I later spill the warm vanilla milk all over the soccer gym floor while trying to balance it on top of my latte with my chin.

Between soccer and gymnastics Sailor outgrows his favorite gym shoes: a trendy pair of blue leather shoes with a yellow flame shooting on each side. We call them his fire shoes and their $40 purchase in the spring resulted in Sailor learning to tie his shoes at 4 ½. (“I’ll buy them for you but you have to learn how to tie them.” And so he did. After 2 short lessons.)

Sailor and I spend the afternoon outside. He wearing shorts and I wearing my little denim skirt, sandals… Summer has made a reappearance and we are squeezing the very last drops out of it before we have to say good bye for another year.
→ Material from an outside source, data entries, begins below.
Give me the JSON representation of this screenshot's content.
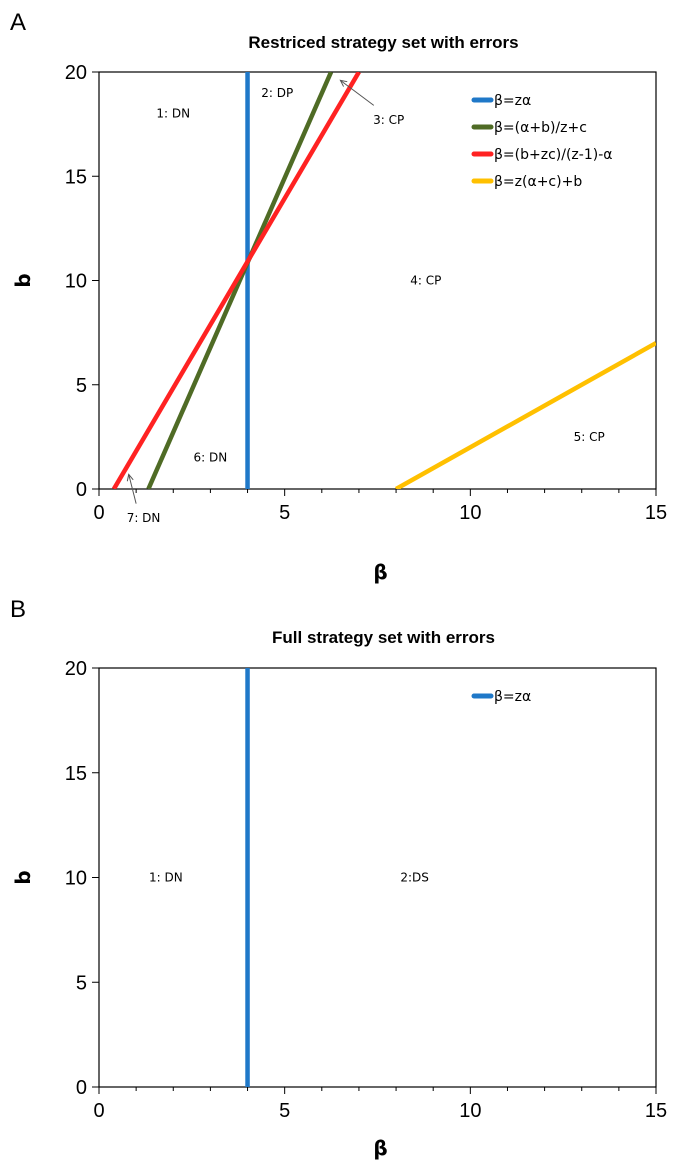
{
  "chart_data": [
    {
      "type": "line",
      "panel": "A",
      "title": "Restriced strategy set with errors",
      "xlabel": "β",
      "ylabel": "b",
      "xlim": [
        0,
        15
      ],
      "ylim": [
        0,
        20
      ],
      "xticks": [
        "0",
        "5",
        "10",
        "15"
      ],
      "yticks": [
        "0",
        "5",
        "10",
        "15",
        "20"
      ],
      "grid": false,
      "legend_position": "top-right",
      "series": [
        {
          "name": "β=zα",
          "color": "#1f78c8",
          "x": [
            4,
            4
          ],
          "y": [
            0,
            20
          ]
        },
        {
          "name": "β=(α+b)/z+c",
          "color": "#4f6b25",
          "x": [
            1.33,
            6.25
          ],
          "y": [
            0,
            20
          ]
        },
        {
          "name": "β=(b+zc)/(z-1)-α",
          "color": "#ff2222",
          "x": [
            0.4,
            7.0
          ],
          "y": [
            0,
            20
          ]
        },
        {
          "name": "β=z(α+c)+b",
          "color": "#ffc000",
          "x": [
            8.0,
            15.0
          ],
          "y": [
            0,
            7
          ]
        }
      ],
      "regions": [
        {
          "label": "1: DN",
          "x": 2.0,
          "y": 18.0
        },
        {
          "label": "2: DP",
          "x": 4.8,
          "y": 19.0
        },
        {
          "label": "3: CP",
          "x": 7.8,
          "y": 17.7
        },
        {
          "label": "4: CP",
          "x": 8.8,
          "y": 10.0
        },
        {
          "label": "5: CP",
          "x": 13.2,
          "y": 2.5
        },
        {
          "label": "6: DN",
          "x": 3.0,
          "y": 1.5
        },
        {
          "label": "7: DN",
          "x": 1.2,
          "y": -1.4
        }
      ],
      "annotations": [
        {
          "target": "3: CP",
          "arrow_from": [
            7.4,
            18.4
          ],
          "arrow_to": [
            6.5,
            19.6
          ]
        },
        {
          "target": "7: DN",
          "arrow_from": [
            1.0,
            -0.7
          ],
          "arrow_to": [
            0.8,
            0.7
          ]
        }
      ]
    },
    {
      "type": "line",
      "panel": "B",
      "title": "Full strategy set with errors",
      "xlabel": "β",
      "ylabel": "b",
      "xlim": [
        0,
        15
      ],
      "ylim": [
        0,
        20
      ],
      "xticks": [
        "0",
        "5",
        "10",
        "15"
      ],
      "yticks": [
        "0",
        "5",
        "10",
        "15",
        "20"
      ],
      "grid": false,
      "legend_position": "top-right",
      "series": [
        {
          "name": "β=zα",
          "color": "#1f78c8",
          "x": [
            4,
            4
          ],
          "y": [
            0,
            20
          ]
        }
      ],
      "regions": [
        {
          "label": "1: DN",
          "x": 1.8,
          "y": 10.0
        },
        {
          "label": "2:DS",
          "x": 8.5,
          "y": 10.0
        }
      ]
    }
  ]
}
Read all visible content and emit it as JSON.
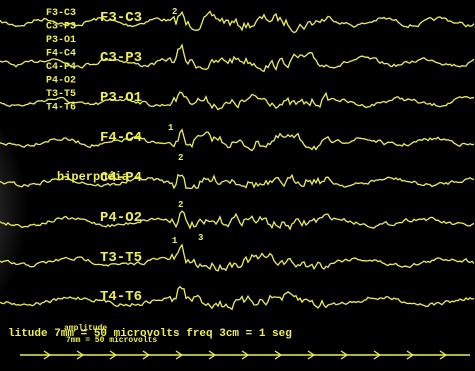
{
  "small_labels": [
    "F3-C3",
    "C3-P3",
    "P3-O1",
    "F4-C4",
    "C4-P4",
    "P4-O2",
    "T3-T5",
    "T4-T6"
  ],
  "channels": [
    "F3-C3",
    "C3-P3",
    "P3-O1",
    "F4-C4",
    "C4-P4",
    "P4-O2",
    "T3-T5",
    "T4-T6"
  ],
  "annotation": "hiperpnéia",
  "markers": [
    "2",
    "1",
    "2",
    "2",
    "1",
    "3"
  ],
  "footer": "litude 7mm = 50 microvolts freq 3cm = 1 seg",
  "footer_overlay": [
    "amplitude",
    "7mm = 50 microvolts"
  ]
}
Saturday is absolutely gorgeous and we spend the afternoon outside at the playground the zoo the park. It is a really nice day. We share popcorn. I work on maintaining my tan as I have a 40th birthday party to attend tonight and a wedding next weekend. When we get home it is 3:30pm and the boys head straight into their pajamas and hit the couch and pop in a DVD. I clean out the sink and start mopping the kitchen floor. “Mommy do you have anything I can eat on a stick?” I think he means a lollipop but I offer a vegetarian corn dog, which he accepts. Twice. I field his request for corn and hop into the shower. I have left myself plenty of time to get ready for my friend’s party. I start a pot of brown rice for dinner. Set broccoli in a pan of water and soy sauce. It simmers while I dry my hair. I slice tofu. The stove is on low while I am getting ready in the bathroom, the boys still ensconced in their DVD. They come to the table on time and I am ready to leave on time. Amazingly.